Il cielo in una stanza. In prima fila siede Gino Paoli, presidente della Siae principale promotrice dell’iniziativa. E il vincitore Giuseppe Rampello non se lo lascia sfuggire: «Quando scrivo, penso alla sua canzone, che ho sempre amato e la mia cella non ha più pareti, e il soffitto nero miseria, no, non esiste più. Vedo il cielo e mi risveglio dall’anestesia che mi tiene vivo insieme a mia figlia». La prossima istanza difensiva sarebbe la richiesta d’ergastolo: «E mo che ho vinto chi si muove diretto’! Morire qua è meno spaventoso del rifiuto che mi aspetta fuori». Professionista sessantaquattrenne benestante, sta scontando a Regina Coeli una condanna a oltre quattordici anni per l’omicidio della moglie. «Era gravemente malata. La uccisi perché non volevo vederla soffrire», ripete ancora oggi. 

Con il cronista Pino Corrias è nato Pure in carcere ha da passà ‘a nuttata. In una lingua gaddiana illumina con ironia i Miserabili di Victor Hugo suoi nuovi compagni di strada, che nell’esito delle carte smazzate in cella prefigurano il destino, o più semplicemente un cambio di letto. Persone che entrano ed escono come una massaia dal supermercato di fiducia: «(…) Poi ‘e guardie me conoscono più de Belen Rodriguez e così ‘gni vorta manco me movo che già m’aritrovo ar gabbio! Ahò te dico solo, fèrmate!» Si disegnano le gerarchie nello spazio asfittico di una cella. Si ascoltano le preghiere der talibano mescolate alle imprecazioni. «Qua ho conosciuto la povertà indicibile - dice Rampello -. Vedo sempre gli stessi volti. Ora faccio l’avvocato dei poveri: scrivo loro le istanze, le lettere a casa: mi rendo utile. Sono immerso in un’astronave che ho deciso di raccontare con leggerezza. In queste condizioni la tragedia del carcere non serve a nulla. Così non si rimedia agli errori. Il lavoro dovrebbe essere la parola d’ordine, piuttosto che misure di clemenza».
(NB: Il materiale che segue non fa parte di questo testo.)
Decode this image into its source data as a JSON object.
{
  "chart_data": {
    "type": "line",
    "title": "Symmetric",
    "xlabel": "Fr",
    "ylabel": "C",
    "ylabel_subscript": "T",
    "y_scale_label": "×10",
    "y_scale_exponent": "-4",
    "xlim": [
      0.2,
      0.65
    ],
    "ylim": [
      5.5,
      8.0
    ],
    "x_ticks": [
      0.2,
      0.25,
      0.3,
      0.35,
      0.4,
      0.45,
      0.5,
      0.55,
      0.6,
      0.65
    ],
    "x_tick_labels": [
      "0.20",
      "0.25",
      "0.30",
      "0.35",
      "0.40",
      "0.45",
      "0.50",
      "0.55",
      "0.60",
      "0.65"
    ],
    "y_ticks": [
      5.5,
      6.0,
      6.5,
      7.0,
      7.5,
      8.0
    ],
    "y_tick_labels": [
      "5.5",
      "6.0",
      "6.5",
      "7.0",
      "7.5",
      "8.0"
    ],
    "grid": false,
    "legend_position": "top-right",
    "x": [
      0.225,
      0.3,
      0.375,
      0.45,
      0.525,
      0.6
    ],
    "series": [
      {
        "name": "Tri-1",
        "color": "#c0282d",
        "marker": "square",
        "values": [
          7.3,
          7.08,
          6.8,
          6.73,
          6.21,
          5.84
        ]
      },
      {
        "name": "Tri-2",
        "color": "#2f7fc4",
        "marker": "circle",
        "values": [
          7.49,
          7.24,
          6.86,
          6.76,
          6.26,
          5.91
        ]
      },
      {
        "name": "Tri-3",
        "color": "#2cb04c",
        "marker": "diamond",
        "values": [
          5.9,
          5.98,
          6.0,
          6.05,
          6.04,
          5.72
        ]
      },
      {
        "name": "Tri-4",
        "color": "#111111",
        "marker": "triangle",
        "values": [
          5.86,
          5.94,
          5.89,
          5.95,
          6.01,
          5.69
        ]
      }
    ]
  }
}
Gugli è il suo nome d’arte, e ha vinto nella sezione minori. Lo sguardo limpido stavolta mostra un sorriso franco al fianco di Fiamma Satta. Si sta riappropriando del tempo sospeso di una perduta giovinezza. Stringe forte il pc sul quale potrà continuare a scrivere come in una promessa di futuro. Come in un romanzo che si rispetti La seconda volta tiene appeso il lettore. Il riscatto sociale dello scugnizzo non consiste nel Rolex da rapinare, bensì nella passione da coltivare per il teatro. «Non conoscevo i miei sentimenti, la mia onestà, il mio essere gentile, la mia capacità di adattamento a situazioni costruttive, dove realmente ci si mette in discussione. Ora sento l’immenso bene di cui sono capace, e sento l’amore nel mio piccolo cuore innamorato della vita. La seconda volta che sono stato arrestato è stata e sarà anche l’ultima».